Discussing the data. Dr Figlin said they confirm sunitinib’s place as the reference standard for first-line therapy for advanced renal cancer. Dr Brian Rini of The Cleveland Clinic, Ohio who acted as discussant following Dr Figlin’s presentation said: “There is no question that patients treated with sunitinib are living longer. Anyone who looks after a substantial number of kidney cancer patients knows more people are coming back for return visits than used to be the case. Survival after sunitinib therapy is much higher than with anything we’ve seen in kidney cancer before by a long shot.”
Co-investigator Sylvie Negrier, Professor of Medical Oncology at University of Lyon agreed. “Sutent is able to shrink tumours well and that really augments survival to a greater degree than hoped,” she noted. Survival prospects for kidney cancer patients are likely to get even better, she believes. “There is still progress to be made. I’m confident that over the next few years the compounds we are using and the new ones we are developing will help us reach our goal of extending life further for kidney cancer patients.” New treatments in development such as Pfizer’s axitinib and Novartis’ everolimus are proving very effective in patients who develop resistance to sunitinib therapy, she noted. Research combining different treatments and identifying the right sequence of therapies will identify the way to optimise treatment outcomes.

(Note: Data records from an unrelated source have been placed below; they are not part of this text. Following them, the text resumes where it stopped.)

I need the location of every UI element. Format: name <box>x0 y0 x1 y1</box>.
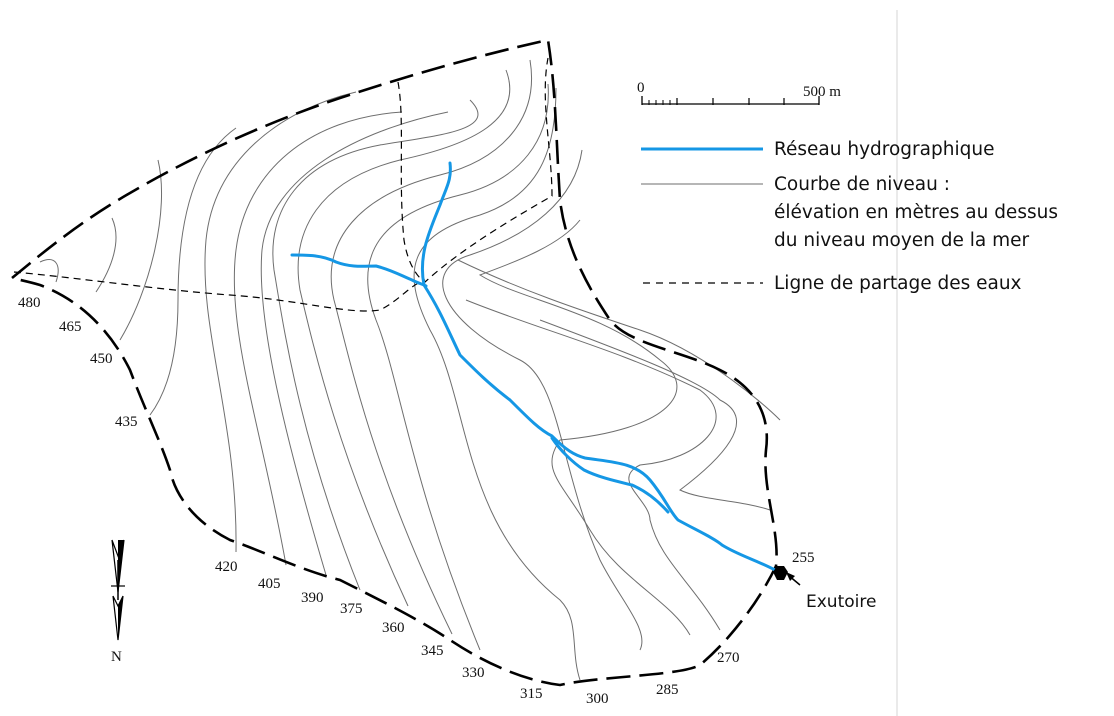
elevation-label: 315 <box>520 686 543 702</box>
contour-405 <box>233 111 403 566</box>
elevation-label: 480 <box>18 295 41 311</box>
legend-contour-label-line1: Courbe de niveau : <box>774 174 950 195</box>
legend: Réseau hydrographique Courbe de niveau :… <box>641 139 1058 294</box>
contour-285 <box>478 219 691 636</box>
river-west-tributary <box>290 253 428 288</box>
contour-435 <box>149 127 237 416</box>
outlet-point <box>773 566 788 580</box>
water-divide-north <box>397 57 553 283</box>
elevation-label: 330 <box>462 665 485 681</box>
scale-start-label: 0 <box>637 80 645 96</box>
elevation-label: 285 <box>656 682 679 698</box>
contour-390 <box>260 111 449 576</box>
elevation-label: 465 <box>59 319 82 335</box>
elevation-label: 420 <box>215 559 238 575</box>
contour-265 <box>539 319 771 511</box>
legend-contour-label-line3: du niveau moyen de la mer <box>774 230 1030 251</box>
scale-bar <box>641 96 820 105</box>
legend-river-label: Réseau hydrographique <box>774 139 994 160</box>
outlet-marker <box>773 566 801 586</box>
river-lower-branch <box>550 436 670 514</box>
elevation-label: 390 <box>301 590 324 606</box>
elevation-label: 300 <box>586 691 609 707</box>
contour-330 <box>367 83 549 651</box>
water-divide-west <box>13 271 426 312</box>
contour-450 <box>119 159 163 341</box>
legend-contour-label-line2: élévation en mètres au dessus <box>774 202 1058 223</box>
river-main-channel <box>420 161 777 572</box>
contour-270 <box>465 299 721 631</box>
contour-345 <box>330 59 532 635</box>
elevation-label: 375 <box>340 601 363 617</box>
legend-divide-label: Ligne de partage des eaux <box>774 273 1022 294</box>
contour-375 <box>272 99 479 591</box>
river-network <box>290 161 777 572</box>
elevation-label: 405 <box>258 576 281 592</box>
contour-300 <box>442 149 643 651</box>
elevation-label: 360 <box>382 620 405 636</box>
north-label: N <box>111 649 122 665</box>
contour-465 <box>95 217 117 293</box>
elevation-label: 345 <box>421 643 444 659</box>
elevation-labels: 480 465 450 435 420 405 390 375 360 345 … <box>18 295 740 707</box>
contour-lines <box>39 59 781 681</box>
outlet-label: Exutoire <box>806 592 876 612</box>
scale-end-label: 500 m <box>803 84 841 100</box>
outlet-elevation-label: 255 <box>792 550 815 566</box>
contour-360 <box>297 69 511 607</box>
outlet-arrow-head <box>786 572 795 581</box>
elevation-label: 270 <box>717 650 740 666</box>
contour-480 <box>39 259 59 283</box>
elevation-label: 435 <box>115 414 138 430</box>
contour-315 <box>413 87 581 681</box>
north-arrow-icon <box>111 539 125 641</box>
elevation-label: 450 <box>90 351 113 367</box>
watershed-boundary <box>11 38 778 687</box>
contour-420 <box>204 91 357 553</box>
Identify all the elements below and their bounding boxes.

Renal cancer represents 2 to 3 per cent of all cancers, and occurs most commonly in developed countries. Each year around 30,000 patients are diagnosed with kidney cancer in the European Union and half that number die from the disease. Five-year survival in Europe is now 57 per cent and is increasing, partly because of better treatments and partly because of improved diagnostic techniques allowing renal cancers to be diagnosed at an earlier and more treatable stage. The development of TKIs is revolutionising the management of renal cancer but their high cost is a world-wide concern and is driving research to predict where treatments have greatest efficacy. Drugs available already for metastatic renal cancer include sunitiniib for first-line treatment, sorafenib for second-line therapy and temsirolimus for poor-risk patients. Other multi-targeted TKIs and other agents in development that have demonstrated activity include lapatinib, axitinib, pazopanib, VEGF Trap and lenalidomide. A combination of the anti-angiogenesis agent bevacizumab and IFN alpha is expected to be approved in 2008 for use in renal cancer. The combination is being investigated in the AVOREN study. Overall survival data from this are expected in the second half of 2008.References
- 1Figlin RA et al. Abstract 5024. JCO 2008; 26 (supplement):256S
- Motzer RJ et al. NEJM 2007; 356:115-124.